大学院産業工学研究科2年次生の原田裕二郎さんが8月13日、14日に、ドイツ・ベルリンで開かれた国際会議「8th International Conference on Advanced Computer Theory and Engineering」(ICACTE 2015)で研究成果を発表。論文の内容とプレゼンテーション能力が高く評価され、最優秀賞にあたる「Excellent Paper Award」を受賞しました。ICACTEは、IT技術に関する最新の情報を共有することを目的に毎年開催されているもので、国内外の大学や企業の学生、研究員らが集まり、30件以上の発表がありました。
原田さんは基盤工学部電気電子情報工学科の藤本邦昭教授の研究室に所属し、藤本教授と高輪キャンパスにある情報通信学部の吉田正廣学部長(組込みソフトウェア工学科)、福原雅朗講師(同)、福岡工業大学の江口啓教授(工学部電子情報工学科)と共同で研究を進めてきました。ICACTEでは、これまでの成果をまとめた論文「A Minimum Manhattan Distance Retrieving Circuit Using Neuron CMOS Inverters(ニューロンCMOSインバータを用いた最小マンハッタン距離検索回路)」の内容を紹介。人の脳の神経細胞と似た性質を持つニューロンCMOSインバータを、コンピューターの記録装置であるメモリに用いた場合に、従来のものより高い性能を発揮する原理などについて解説しました。
原田さんは、「国際会議での発表は経験していましたが、受賞できたのは初めてでとても光栄です。これまで支えてくださった先生方の手厚いサポートに対して、感謝の気持ちでいっぱいです。このメモリを使えば、コンピューターの画像認証機能が向上し、スマートフォンの指紋認証の速度が上がるなど、数え切れないほど多くの恩恵があります。実用化に向けて研究を重ね、社会に貢献できるよう力を尽くします」と話していました。藤本教授は、「吉田先生をはじめ、福原先生、江口先生とはこの研究に、5年以上前から取り組んできました。原田くんがそこに加わり、若い力でもってさらに新たなデータを蓄積してくれました。
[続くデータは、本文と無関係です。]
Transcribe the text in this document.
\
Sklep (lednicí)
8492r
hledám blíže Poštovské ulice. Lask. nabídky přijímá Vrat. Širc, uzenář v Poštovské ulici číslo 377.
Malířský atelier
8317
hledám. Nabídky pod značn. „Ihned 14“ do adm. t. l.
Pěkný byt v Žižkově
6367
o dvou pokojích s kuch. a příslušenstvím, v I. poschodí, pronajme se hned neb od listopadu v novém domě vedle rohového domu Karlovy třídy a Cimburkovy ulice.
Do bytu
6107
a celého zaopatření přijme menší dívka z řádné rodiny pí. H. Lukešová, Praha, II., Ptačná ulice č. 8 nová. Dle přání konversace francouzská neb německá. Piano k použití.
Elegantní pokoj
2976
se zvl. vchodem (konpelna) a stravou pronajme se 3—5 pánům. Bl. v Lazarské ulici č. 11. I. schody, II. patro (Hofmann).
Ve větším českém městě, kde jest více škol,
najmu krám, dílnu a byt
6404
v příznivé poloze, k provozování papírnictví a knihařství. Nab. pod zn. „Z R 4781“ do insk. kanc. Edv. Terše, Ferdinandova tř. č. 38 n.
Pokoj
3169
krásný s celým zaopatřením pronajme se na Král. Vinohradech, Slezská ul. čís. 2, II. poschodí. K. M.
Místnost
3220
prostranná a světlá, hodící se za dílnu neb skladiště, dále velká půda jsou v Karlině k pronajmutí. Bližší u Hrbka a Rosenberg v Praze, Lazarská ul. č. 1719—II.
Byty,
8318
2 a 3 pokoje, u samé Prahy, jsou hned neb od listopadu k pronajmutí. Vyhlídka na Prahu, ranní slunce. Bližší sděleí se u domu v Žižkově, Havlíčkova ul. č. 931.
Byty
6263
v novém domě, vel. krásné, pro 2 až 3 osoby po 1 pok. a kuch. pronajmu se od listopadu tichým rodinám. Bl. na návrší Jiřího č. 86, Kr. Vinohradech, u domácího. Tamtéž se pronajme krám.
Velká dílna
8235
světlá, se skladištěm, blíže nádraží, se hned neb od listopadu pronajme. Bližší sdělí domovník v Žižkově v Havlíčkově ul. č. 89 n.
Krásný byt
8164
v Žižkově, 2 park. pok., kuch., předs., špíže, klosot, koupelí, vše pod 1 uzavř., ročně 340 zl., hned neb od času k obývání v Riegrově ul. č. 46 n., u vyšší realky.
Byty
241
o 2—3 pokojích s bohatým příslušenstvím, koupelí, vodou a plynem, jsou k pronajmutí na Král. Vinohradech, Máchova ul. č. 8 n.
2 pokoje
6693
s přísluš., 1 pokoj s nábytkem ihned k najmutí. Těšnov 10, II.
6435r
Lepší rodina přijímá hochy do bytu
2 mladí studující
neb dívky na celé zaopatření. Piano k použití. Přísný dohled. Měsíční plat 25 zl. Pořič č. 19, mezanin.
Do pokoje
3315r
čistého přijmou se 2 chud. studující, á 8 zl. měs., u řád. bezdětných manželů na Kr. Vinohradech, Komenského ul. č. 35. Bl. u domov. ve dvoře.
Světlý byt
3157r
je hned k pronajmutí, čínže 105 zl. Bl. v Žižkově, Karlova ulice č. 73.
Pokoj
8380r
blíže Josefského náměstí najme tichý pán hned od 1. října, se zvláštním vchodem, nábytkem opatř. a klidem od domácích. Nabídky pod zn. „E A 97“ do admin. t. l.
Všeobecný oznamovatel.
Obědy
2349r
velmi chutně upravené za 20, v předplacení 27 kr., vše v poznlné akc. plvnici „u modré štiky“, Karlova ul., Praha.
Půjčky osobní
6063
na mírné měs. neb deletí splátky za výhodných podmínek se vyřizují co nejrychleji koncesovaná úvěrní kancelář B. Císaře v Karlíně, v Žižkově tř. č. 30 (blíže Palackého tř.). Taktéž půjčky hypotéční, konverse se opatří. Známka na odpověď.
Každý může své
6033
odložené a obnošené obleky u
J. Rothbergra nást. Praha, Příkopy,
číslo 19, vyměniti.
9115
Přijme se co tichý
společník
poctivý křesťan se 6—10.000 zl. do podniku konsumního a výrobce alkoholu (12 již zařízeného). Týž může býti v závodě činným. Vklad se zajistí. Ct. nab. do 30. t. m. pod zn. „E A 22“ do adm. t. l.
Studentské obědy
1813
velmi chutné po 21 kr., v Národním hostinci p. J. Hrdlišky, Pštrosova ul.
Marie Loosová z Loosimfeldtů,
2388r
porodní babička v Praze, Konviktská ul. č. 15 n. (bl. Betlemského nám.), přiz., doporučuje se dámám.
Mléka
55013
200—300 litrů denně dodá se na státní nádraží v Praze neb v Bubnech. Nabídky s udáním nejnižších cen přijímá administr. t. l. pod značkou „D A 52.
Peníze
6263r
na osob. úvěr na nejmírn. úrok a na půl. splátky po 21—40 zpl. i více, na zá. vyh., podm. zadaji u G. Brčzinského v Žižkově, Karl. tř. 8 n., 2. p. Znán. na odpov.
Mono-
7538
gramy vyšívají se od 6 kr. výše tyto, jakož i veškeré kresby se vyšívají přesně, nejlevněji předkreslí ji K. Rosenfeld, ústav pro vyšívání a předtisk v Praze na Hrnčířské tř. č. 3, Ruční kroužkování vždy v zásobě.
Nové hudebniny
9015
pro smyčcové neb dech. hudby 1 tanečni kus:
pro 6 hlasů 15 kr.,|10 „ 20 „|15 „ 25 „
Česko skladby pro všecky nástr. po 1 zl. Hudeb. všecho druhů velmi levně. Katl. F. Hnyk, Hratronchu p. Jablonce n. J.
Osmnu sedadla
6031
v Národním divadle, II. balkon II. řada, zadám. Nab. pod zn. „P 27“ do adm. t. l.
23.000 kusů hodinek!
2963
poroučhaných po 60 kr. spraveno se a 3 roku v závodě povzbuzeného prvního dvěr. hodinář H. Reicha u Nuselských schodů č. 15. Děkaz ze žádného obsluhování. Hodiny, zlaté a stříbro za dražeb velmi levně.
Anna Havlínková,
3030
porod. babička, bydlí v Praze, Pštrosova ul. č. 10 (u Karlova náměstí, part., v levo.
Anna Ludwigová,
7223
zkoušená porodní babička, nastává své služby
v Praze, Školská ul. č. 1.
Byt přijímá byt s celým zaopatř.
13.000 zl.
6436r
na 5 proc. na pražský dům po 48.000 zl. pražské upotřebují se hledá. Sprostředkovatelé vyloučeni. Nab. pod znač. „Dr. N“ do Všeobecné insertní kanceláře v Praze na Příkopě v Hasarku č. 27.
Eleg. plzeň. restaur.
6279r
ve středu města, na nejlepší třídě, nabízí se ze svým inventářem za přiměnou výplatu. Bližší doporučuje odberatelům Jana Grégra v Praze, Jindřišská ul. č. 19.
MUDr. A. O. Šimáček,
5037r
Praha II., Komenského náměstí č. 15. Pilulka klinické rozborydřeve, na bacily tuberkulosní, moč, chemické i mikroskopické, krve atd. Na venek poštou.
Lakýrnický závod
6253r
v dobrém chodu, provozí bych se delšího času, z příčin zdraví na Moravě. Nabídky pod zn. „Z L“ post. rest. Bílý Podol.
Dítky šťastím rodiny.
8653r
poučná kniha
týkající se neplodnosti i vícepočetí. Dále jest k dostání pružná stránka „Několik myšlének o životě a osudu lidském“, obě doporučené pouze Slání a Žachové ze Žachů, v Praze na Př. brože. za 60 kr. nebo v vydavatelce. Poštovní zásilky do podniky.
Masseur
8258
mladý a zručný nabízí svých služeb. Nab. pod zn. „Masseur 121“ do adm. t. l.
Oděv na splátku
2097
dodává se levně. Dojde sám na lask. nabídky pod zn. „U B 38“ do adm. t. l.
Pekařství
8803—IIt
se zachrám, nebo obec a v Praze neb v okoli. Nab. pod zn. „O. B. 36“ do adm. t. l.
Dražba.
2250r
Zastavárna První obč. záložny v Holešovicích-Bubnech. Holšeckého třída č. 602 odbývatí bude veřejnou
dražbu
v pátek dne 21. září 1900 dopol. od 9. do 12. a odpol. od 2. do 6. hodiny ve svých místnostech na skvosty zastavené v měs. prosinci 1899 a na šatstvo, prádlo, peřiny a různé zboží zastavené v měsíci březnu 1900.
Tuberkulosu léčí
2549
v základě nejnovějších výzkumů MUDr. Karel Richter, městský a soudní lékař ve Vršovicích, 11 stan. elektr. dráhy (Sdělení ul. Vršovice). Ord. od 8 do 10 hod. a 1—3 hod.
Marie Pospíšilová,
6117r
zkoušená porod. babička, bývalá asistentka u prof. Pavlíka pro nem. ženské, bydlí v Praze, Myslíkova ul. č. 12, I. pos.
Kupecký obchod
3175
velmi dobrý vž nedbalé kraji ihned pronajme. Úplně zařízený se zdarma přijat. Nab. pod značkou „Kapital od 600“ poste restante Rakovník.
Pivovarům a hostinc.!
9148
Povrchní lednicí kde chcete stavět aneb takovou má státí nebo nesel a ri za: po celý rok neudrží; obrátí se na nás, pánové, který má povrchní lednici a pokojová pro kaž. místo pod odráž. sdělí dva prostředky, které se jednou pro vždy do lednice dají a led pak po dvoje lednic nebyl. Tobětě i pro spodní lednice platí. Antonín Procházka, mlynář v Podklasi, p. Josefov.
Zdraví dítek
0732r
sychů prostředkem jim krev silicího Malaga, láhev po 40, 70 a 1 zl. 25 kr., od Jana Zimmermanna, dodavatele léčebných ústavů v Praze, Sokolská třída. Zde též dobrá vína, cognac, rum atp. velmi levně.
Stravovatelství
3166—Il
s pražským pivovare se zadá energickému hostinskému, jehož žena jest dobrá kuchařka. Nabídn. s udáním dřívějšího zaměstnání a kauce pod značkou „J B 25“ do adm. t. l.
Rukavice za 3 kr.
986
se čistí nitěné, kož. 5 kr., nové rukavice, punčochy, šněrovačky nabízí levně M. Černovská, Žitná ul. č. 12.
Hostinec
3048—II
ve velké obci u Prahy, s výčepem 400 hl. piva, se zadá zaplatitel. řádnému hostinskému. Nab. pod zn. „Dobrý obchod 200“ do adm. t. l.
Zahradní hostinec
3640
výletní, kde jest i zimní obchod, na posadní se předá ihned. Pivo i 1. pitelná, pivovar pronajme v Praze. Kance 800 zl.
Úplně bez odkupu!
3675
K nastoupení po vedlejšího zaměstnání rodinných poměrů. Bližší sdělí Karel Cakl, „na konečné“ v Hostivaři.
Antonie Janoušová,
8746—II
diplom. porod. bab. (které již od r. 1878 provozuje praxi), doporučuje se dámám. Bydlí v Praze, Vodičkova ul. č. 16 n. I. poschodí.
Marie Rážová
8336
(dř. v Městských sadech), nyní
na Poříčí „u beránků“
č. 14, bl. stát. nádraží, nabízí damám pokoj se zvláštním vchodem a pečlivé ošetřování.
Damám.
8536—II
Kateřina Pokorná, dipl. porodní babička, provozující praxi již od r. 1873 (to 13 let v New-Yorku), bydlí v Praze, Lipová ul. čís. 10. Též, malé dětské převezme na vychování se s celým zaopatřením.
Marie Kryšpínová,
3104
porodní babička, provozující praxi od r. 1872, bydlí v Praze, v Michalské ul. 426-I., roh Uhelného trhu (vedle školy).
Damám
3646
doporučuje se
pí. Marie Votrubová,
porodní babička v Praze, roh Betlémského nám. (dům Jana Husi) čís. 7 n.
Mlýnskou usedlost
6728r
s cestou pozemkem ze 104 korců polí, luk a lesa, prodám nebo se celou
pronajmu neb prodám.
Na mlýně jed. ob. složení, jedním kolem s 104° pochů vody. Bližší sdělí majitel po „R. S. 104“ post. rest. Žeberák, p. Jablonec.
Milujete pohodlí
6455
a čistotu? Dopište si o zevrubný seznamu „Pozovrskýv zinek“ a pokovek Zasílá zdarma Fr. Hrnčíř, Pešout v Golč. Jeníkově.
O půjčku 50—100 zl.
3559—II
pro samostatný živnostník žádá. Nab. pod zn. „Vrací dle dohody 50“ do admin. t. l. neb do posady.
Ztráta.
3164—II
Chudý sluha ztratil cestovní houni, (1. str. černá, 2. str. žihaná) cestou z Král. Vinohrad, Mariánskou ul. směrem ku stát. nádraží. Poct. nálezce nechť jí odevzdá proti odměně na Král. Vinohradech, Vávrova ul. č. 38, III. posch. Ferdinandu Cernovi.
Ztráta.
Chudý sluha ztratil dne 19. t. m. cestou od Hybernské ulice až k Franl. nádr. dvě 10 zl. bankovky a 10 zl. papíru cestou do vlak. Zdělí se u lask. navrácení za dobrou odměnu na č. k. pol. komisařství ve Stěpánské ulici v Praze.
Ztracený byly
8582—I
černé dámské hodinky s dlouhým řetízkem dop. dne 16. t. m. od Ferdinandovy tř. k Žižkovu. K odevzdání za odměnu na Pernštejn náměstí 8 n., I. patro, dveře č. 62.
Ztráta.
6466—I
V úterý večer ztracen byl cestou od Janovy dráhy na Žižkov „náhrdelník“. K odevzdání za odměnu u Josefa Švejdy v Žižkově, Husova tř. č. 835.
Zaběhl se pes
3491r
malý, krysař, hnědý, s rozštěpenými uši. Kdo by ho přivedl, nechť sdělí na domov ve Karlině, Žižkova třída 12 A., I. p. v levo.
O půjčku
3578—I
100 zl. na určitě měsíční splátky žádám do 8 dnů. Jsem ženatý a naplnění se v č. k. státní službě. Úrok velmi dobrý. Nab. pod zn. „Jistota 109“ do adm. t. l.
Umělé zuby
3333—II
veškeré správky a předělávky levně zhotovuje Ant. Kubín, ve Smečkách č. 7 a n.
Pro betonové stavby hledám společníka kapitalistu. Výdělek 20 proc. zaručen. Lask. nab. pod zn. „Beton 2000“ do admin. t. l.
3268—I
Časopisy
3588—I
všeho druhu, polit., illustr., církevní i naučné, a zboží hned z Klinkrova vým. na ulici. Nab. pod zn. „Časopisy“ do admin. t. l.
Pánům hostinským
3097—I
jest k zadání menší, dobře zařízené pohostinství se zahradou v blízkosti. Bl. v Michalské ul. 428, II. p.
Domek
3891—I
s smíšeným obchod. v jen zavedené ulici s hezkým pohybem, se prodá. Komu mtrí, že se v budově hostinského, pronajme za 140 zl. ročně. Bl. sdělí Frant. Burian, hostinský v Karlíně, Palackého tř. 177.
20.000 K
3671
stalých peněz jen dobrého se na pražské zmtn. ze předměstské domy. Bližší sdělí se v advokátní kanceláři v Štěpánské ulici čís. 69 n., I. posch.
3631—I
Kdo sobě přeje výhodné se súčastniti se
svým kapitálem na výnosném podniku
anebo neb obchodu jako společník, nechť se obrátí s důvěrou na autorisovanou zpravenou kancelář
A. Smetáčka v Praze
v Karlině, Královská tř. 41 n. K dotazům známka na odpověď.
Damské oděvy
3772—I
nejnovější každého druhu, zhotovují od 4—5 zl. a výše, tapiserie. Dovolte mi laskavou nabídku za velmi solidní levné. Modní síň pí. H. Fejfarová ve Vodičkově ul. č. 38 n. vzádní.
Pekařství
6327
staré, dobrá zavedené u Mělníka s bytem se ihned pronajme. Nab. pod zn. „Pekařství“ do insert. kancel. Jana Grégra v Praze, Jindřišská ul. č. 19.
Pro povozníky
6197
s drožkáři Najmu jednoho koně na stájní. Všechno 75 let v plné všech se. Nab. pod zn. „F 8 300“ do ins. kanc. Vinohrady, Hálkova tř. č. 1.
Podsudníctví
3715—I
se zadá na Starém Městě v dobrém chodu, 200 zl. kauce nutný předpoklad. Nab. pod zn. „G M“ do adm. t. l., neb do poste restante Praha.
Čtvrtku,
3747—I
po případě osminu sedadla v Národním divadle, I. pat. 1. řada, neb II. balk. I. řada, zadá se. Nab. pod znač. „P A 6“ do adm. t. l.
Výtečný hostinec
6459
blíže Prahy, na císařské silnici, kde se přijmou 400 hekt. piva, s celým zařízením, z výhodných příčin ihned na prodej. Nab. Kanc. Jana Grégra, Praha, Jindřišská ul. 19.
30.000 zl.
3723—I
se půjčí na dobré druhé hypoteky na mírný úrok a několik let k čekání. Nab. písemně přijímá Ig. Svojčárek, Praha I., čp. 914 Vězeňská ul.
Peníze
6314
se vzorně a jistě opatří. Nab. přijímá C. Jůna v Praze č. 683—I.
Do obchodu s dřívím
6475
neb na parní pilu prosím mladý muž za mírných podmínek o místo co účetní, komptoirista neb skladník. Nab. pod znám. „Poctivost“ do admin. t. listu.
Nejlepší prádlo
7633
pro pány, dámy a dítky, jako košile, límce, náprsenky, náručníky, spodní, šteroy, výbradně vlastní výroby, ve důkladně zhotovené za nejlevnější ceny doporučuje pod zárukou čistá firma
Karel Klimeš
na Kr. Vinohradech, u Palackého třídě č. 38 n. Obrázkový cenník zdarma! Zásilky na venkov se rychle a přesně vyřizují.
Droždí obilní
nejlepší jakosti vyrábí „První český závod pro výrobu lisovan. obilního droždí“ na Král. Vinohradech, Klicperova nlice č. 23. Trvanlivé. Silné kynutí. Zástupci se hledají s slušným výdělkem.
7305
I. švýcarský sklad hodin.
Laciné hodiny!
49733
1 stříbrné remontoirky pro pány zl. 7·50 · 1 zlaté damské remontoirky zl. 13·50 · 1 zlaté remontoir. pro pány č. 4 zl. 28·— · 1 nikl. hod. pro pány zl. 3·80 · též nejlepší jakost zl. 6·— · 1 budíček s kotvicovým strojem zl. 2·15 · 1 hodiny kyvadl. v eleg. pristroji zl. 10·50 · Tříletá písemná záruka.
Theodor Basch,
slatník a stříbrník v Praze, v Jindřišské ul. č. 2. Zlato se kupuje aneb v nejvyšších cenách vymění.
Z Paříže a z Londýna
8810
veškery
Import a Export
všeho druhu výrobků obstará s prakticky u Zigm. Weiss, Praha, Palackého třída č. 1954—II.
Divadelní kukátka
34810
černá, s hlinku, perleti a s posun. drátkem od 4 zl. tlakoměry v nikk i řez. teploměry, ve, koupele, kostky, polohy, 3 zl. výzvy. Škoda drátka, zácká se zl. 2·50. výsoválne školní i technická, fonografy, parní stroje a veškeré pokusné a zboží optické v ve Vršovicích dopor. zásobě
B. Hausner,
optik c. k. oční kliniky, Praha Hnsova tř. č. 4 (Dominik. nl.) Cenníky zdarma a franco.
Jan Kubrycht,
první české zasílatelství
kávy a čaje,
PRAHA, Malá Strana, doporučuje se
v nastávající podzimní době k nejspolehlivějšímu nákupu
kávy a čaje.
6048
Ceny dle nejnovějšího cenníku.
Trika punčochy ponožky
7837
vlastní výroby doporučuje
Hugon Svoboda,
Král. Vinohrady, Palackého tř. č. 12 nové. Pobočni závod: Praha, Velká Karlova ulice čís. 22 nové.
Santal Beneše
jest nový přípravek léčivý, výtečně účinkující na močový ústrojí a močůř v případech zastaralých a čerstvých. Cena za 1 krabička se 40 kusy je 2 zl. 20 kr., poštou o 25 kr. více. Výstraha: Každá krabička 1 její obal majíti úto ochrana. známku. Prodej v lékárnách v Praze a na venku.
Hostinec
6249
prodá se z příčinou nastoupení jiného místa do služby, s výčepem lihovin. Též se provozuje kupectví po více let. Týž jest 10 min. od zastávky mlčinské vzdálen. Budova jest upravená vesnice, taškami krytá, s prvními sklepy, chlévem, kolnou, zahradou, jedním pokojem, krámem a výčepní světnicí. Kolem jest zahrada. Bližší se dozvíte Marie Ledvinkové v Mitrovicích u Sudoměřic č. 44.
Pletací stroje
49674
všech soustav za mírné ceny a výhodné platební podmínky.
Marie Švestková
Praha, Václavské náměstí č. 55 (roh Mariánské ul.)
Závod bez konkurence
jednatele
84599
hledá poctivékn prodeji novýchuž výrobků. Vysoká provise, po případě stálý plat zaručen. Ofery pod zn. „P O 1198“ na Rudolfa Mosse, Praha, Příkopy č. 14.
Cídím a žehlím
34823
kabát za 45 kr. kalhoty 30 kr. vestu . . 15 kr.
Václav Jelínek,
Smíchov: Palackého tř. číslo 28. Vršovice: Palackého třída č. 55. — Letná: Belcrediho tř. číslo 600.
今後も発表の場を提供するとともに、学びの環境をよりいっそう充実させていきたい」と語りました。
また原田さんは、8月20日から22日まで、中国・大連で行われた国際会議「The tenth International Conference on Innovative Computing, Information and Control」(ICICIC2015)にも出席。産業工学研究科情報工学専攻2年次生の川上裕之さんとともに研究成果を発表しました。原田さんは2年間で6件目、川上さんは2件目となる国際会議での発表ということもあり、英語でのプレゼンテーションや質疑応答も難なくこなしました。